Jay Hughes, state representative for House District 12, also wants to address the issue with legislation.
“The legislation I propose is to make a policy recommendation, not a mandate or anything that creates legal liability,” he said. “It would ask licensed day care providers to take reasonable steps to implement a policy that would make contact with any parent or designated adult when a scheduled child is not dropped off.
“This will not cure every situation, but if it saves the life of only one child it is worth it. Our public schools do this for other reasons, but it does work. It is important to me because we have had two hot-car deaths in Mississippi recently. It is so senseless and devastating for the families.”
Amber Andreasen, director of the national organization KidsAndCars.org, is hosting a national campaign to bring awareness to this issue.
“We will be making available many new and updated materials on our website,” she said.
The website lists some of the psychological reasons parents sometimes forget to remove children from vehicles.
“New parents suffer from exhaustion due to lack of sleep, hormone changes, stress and changes in their normal routine,” the website reads. “Any one of these changes can cause your memory to fail at a time you least expect it. Even the best of parents or caregivers can overlook a sleeping baby in a car; and the end result can be injury or death.”
Weeks said many of us in Oxford are simply too busy, so it’s important to keep in mind this summer.

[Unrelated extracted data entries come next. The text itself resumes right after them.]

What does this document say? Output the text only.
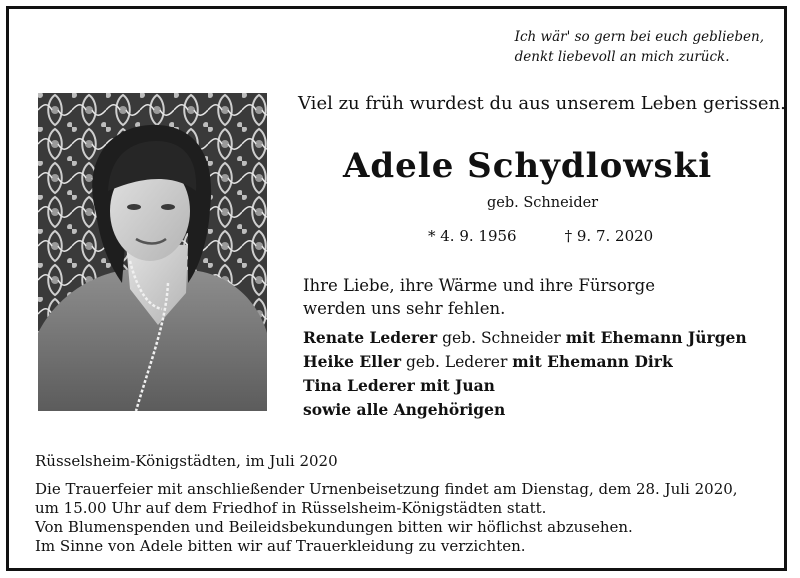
Ich wär' so gern bei euch geblieben,
denkt liebevoll an mich zurück.
Viel zu früh wurdest du aus unserem Leben gerissen.
Adele Schydlowski
geb. Schneider
* 4. 9. 1956	† 9. 7. 2020
Ihre Liebe, ihre Wärme und ihre Fürsorge
werden uns sehr fehlen.
Renate Lederer geb. Schneider mit Ehemann Jürgen
Heike Eller geb. Lederer mit Ehemann Dirk
Tina Lederer mit Juan
sowie alle Angehörigen
Rüsselsheim-Königstädten, im Juli 2020
Die Trauerfeier mit anschließender Urnenbeisetzung findet am Dienstag, dem 28. Juli 2020,
um 15.00 Uhr auf dem Friedhof in Rüsselsheim-Königstädten statt.
Von Blumenspenden und Beileidsbekundungen bitten wir höflichst abzusehen.
Im Sinne von Adele bitten wir auf Trauerkleidung zu verzichten.
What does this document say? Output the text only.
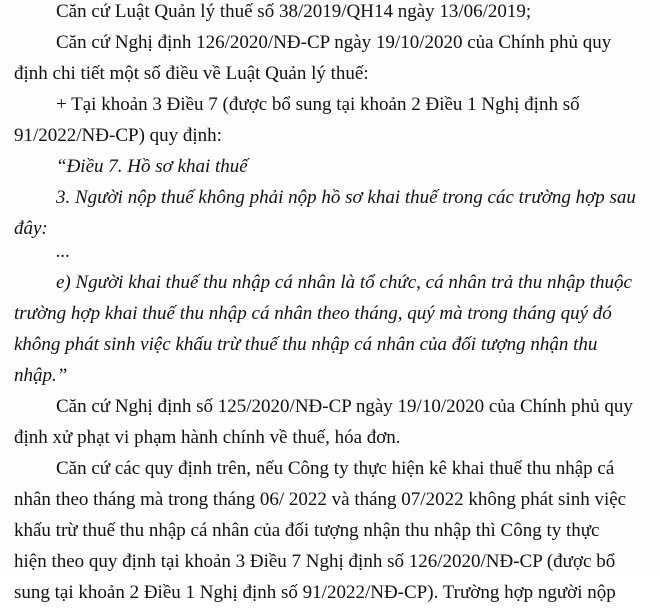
Căn cứ Luật Quản lý thuế số 38/2019/QH14 ngày 13/06/2019;
Căn cứ Nghị định 126/2020/NĐ-CP ngày 19/10/2020 của Chính phủ quy
định chi tiết một số điều về Luật Quản lý thuế:
+ Tại khoản 3 Điều 7 (được bổ sung tại khoản 2 Điều 1 Nghị định số
91/2022/NĐ-CP) quy định:
“Điều 7. Hồ sơ khai thuế
3. Người nộp thuế không phải nộp hồ sơ khai thuế trong các trường hợp sau
đây:
...
e) Người khai thuế thu nhập cá nhân là tổ chức, cá nhân trả thu nhập thuộc
trường hợp khai thuế thu nhập cá nhân theo tháng, quý mà trong tháng quý đó
không phát sinh việc khấu trừ thuế thu nhập cá nhân của đối tượng nhận thu
nhập.”
Căn cứ Nghị định số 125/2020/NĐ-CP ngày 19/10/2020 của Chính phủ quy
định xử phạt vi phạm hành chính về thuế, hóa đơn.
Căn cứ các quy định trên, nếu Công ty thực hiện kê khai thuế thu nhập cá
nhân theo tháng mà trong tháng 06/ 2022 và tháng 07/2022 không phát sinh việc
khấu trừ thuế thu nhập cá nhân của đối tượng nhận thu nhập thì Công ty thực
hiện theo quy định tại khoản 3 Điều 7 Nghị định số 126/2020/NĐ-CP (được bổ
sung tại khoản 2 Điều 1 Nghị định số 91/2022/NĐ-CP). Trường hợp người nộp
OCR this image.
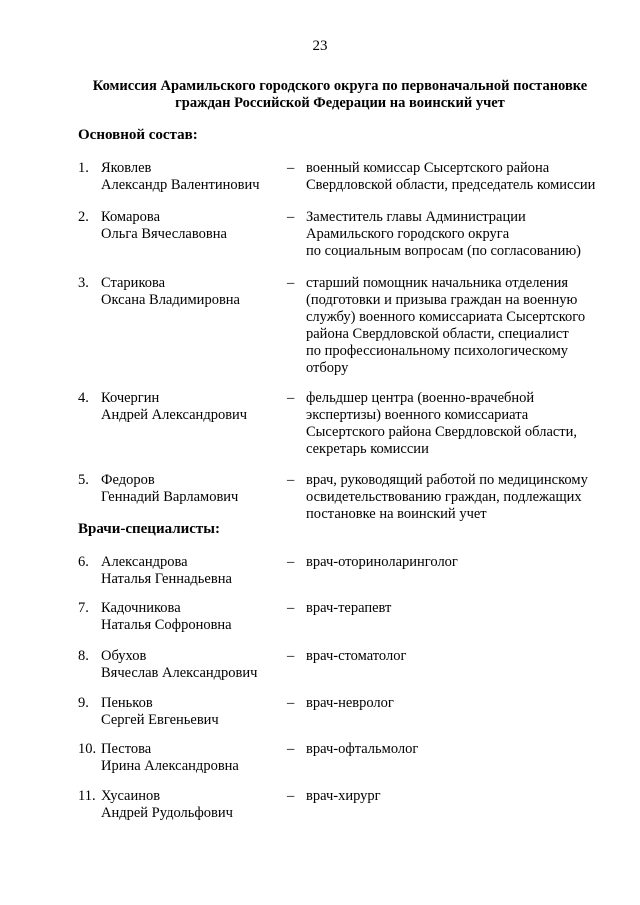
23
Комиссия Арамильского городского округа по первоначальной постановке
граждан Российской Федерации на воинский учет
Основной состав:
1. Яковлев
Александр Валентинович
– военный комиссар Сысертского района
Свердловской области, председатель комиссии
2. Комарова
Ольга Вячеславовна
– Заместитель главы Администрации
Арамильского городского округа
по социальным вопросам (по согласованию)
3. Старикова
Оксана Владимировна
– старший помощник начальника отделения
(подготовки и призыва граждан на военную
службу) военного комиссариата Сысертского
района Свердловской области, специалист
по профессиональному психологическому
отбору
4. Кочергин
Андрей Александрович
– фельдшер центра (военно-врачебной
экспертизы) военного комиссариата
Сысертского района Свердловской области,
секретарь комиссии
5. Федоров
Геннадий Варламович
– врач, руководящий работой по медицинскому
освидетельствованию граждан, подлежащих
постановке на воинский учет
Врачи-специалисты:
6. Александрова
Наталья Геннадьевна
– врач-оториноларинголог
7. Кадочникова
Наталья Софроновна
– врач-терапевт
8. Обухов
Вячеслав Александрович
– врач-стоматолог
9. Пеньков
Сергей Евгеньевич
– врач-невролог
10. Пестова
Ирина Александровна
– врач-офтальмолог
11. Хусаинов
Андрей Рудольфович
– врач-хирург
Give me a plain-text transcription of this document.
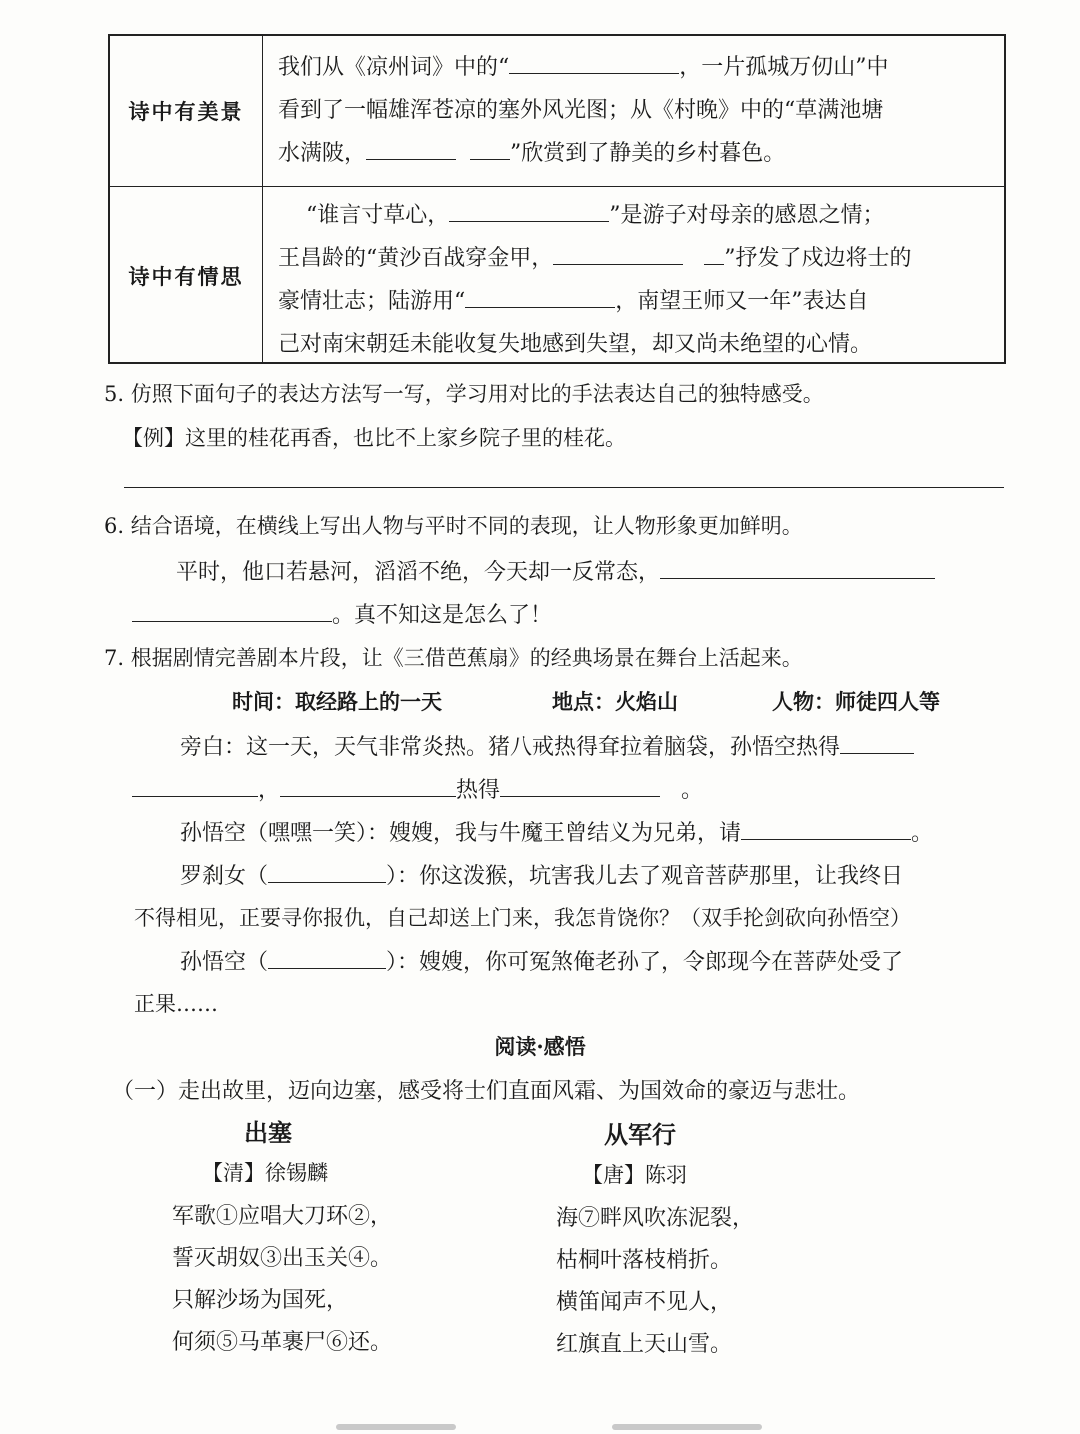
诗中有美景
我们从《凉州词》中的“	，一片孤城万仞山”中
看到了一幅雄浑苍凉的塞外风光图；从《村晚》中的“草满池塘
水满陂，	”欣赏到了静美的乡村暮色。
诗中有情思
“谁言寸草心，	”是游子对母亲的感恩之情；
王昌龄的“黄沙百战穿金甲，	”抒发了戍边将士的
豪情壮志；陆游用“	，南望王师又一年”表达自
己对南宋朝廷未能收复失地感到失望，却又尚未绝望的心情。
5. 仿照下面句子的表达方法写一写，学习用对比的手法表达自己的独特感受。
【例】这里的桂花再香，也比不上家乡院子里的桂花。
6. 结合语境，在横线上写出人物与平时不同的表现，让人物形象更加鲜明。
平时，他口若悬河，滔滔不绝，今天却一反常态，
。真不知这是怎么了！
7. 根据剧情完善剧本片段，让《三借芭蕉扇》的经典场景在舞台上活起来。
时间：取经路上的一天	地点：火焰山	人物：师徒四人等
旁白：这一天，天气非常炎热。猪八戒热得耷拉着脑袋，孙悟空热得
，	热得	。
孙悟空（嘿嘿一笑）：嫂嫂，我与牛魔王曾结义为兄弟，请	。
罗刹女（	）：你这泼猴，坑害我儿去了观音菩萨那里，让我终日
不得相见，正要寻你报仇，自己却送上门来，我怎肯饶你？（双手抡剑砍向孙悟空）
孙悟空（	）：嫂嫂，你可冤煞俺老孙了，令郎现今在菩萨处受了
正果……
阅读·感悟
（一）走出故里，迈向边塞，感受将士们直面风霜、为国效命的豪迈与悲壮。
出塞
【清】徐锡麟
军歌①应唱大刀环②，
誓灭胡奴③出玉关④。
只解沙场为国死，
何须⑤马革裹尸⑥还。
从军行
【唐】陈羽
海⑦畔风吹冻泥裂，
枯桐叶落枝梢折。
横笛闻声不见人，
红旗直上天山雪。
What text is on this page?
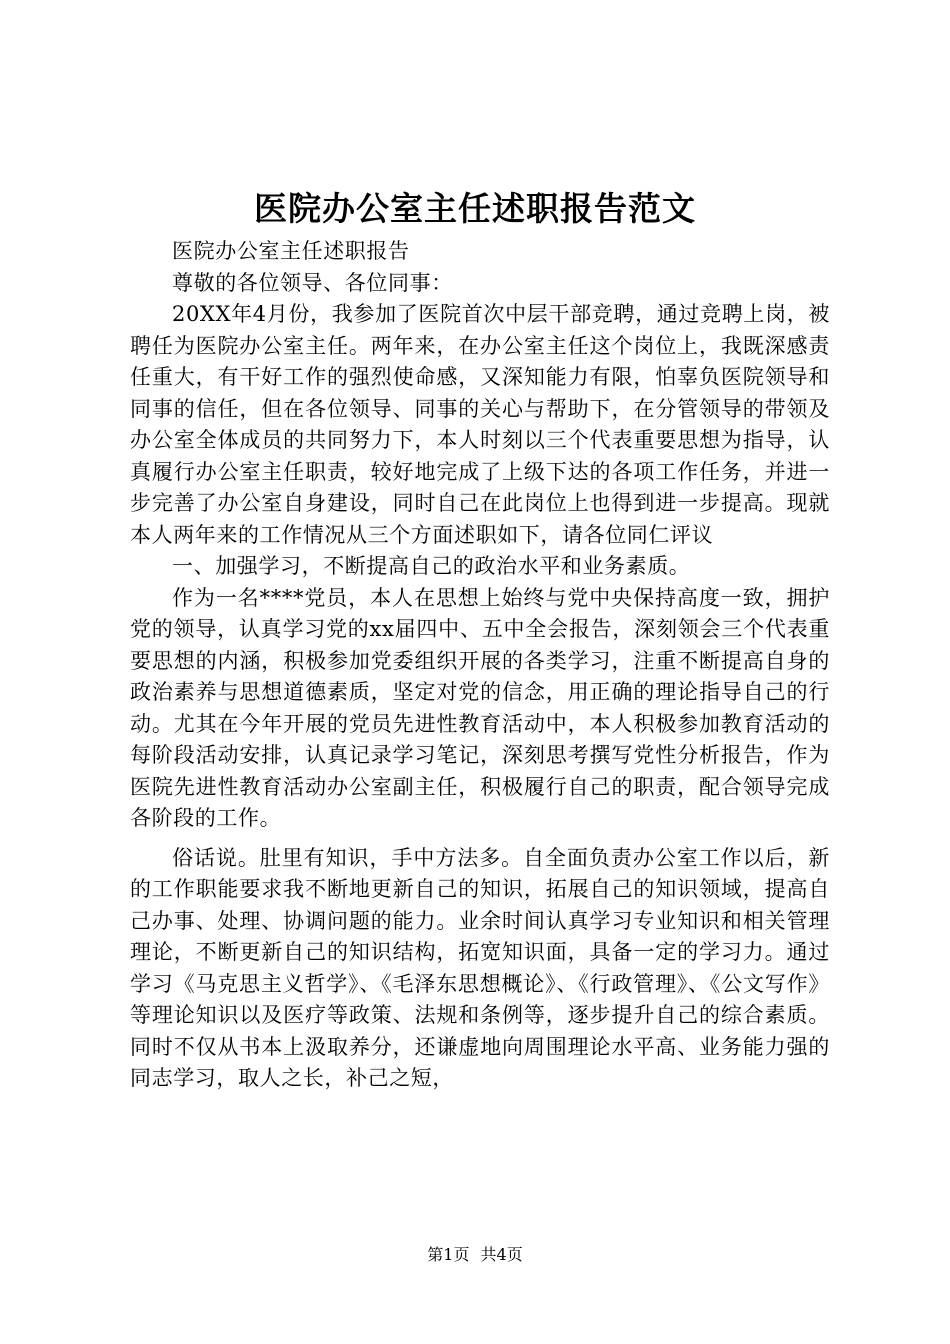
医院办公室主任述职报告范文

医院办公室主任述职报告

尊敬的各位领导、各位同事：

20XX年4月份，我参加了医院首次中层干部竞聘，通过竞聘上岗，被聘任为医院办公室主任。两年来，在办公室主任这个岗位上，我既深感责任重大，有干好工作的强烈使命感，又深知能力有限，怕辜负医院领导和同事的信任，但在各位领导、同事的关心与帮助下，在分管领导的带领及办公室全体成员的共同努力下，本人时刻以三个代表重要思想为指导，认真履行办公室主任职责，较好地完成了上级下达的各项工作任务，并进一步完善了办公室自身建设，同时自己在此岗位上也得到进一步提高。现就本人两年来的工作情况从三个方面述职如下，请各位同仁评议

一、加强学习，不断提高自己的政治水平和业务素质。

作为一名****党员，本人在思想上始终与党中央保持高度一致，拥护党的领导，认真学习党的xx届四中、五中全会报告，深刻领会三个代表重要思想的内涵，积极参加党委组织开展的各类学习，注重不断提高自身的政治素养与思想道德素质，坚定对党的信念，用正确的理论指导自己的行动。尤其在今年开展的党员先进性教育活动中，本人积极参加教育活动的每阶段活动安排，认真记录学习笔记，深刻思考撰写党性分析报告，作为医院先进性教育活动办公室副主任，积极履行自己的职责，配合领导完成各阶段的工作。

俗话说。肚里有知识，手中方法多。自全面负责办公室工作以后，新的工作职能要求我不断地更新自己的知识，拓展自己的知识领域，提高自己办事、处理、协调问题的能力。业余时间认真学习专业知识和相关管理理论，不断更新自己的知识结构，拓宽知识面，具备一定的学习力。通过学习《马克思主义哲学》、《毛泽东思想概论》、《行政管理》、《公文写作》等理论知识以及医疗等政策、法规和条例等，逐步提升自己的综合素质。同时不仅从书本上汲取养分，还谦虚地向周围理论水平高、业务能力强的同志学习，取人之长，补己之短，

第1页 共4页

“We have so many balls in the air to juggle that one or more of them is going to get dropped,” he said. “The person who forgets they have a child in the car is not living in the present moment. If they were, their awareness would include the fact that, ‘I have a child in the backseat that I’m taking to day care.’”
Weeks said mindfulness is not restricted to meditation or spirituality.
“Mindfulness can be applied to the most simple, mundane tasks,” he said. “When we give our attention to what is going on in the present moment, we are much less likely to let small things slip by us, and we certainly would be fully aware that we have a baby in the backseat of our car.”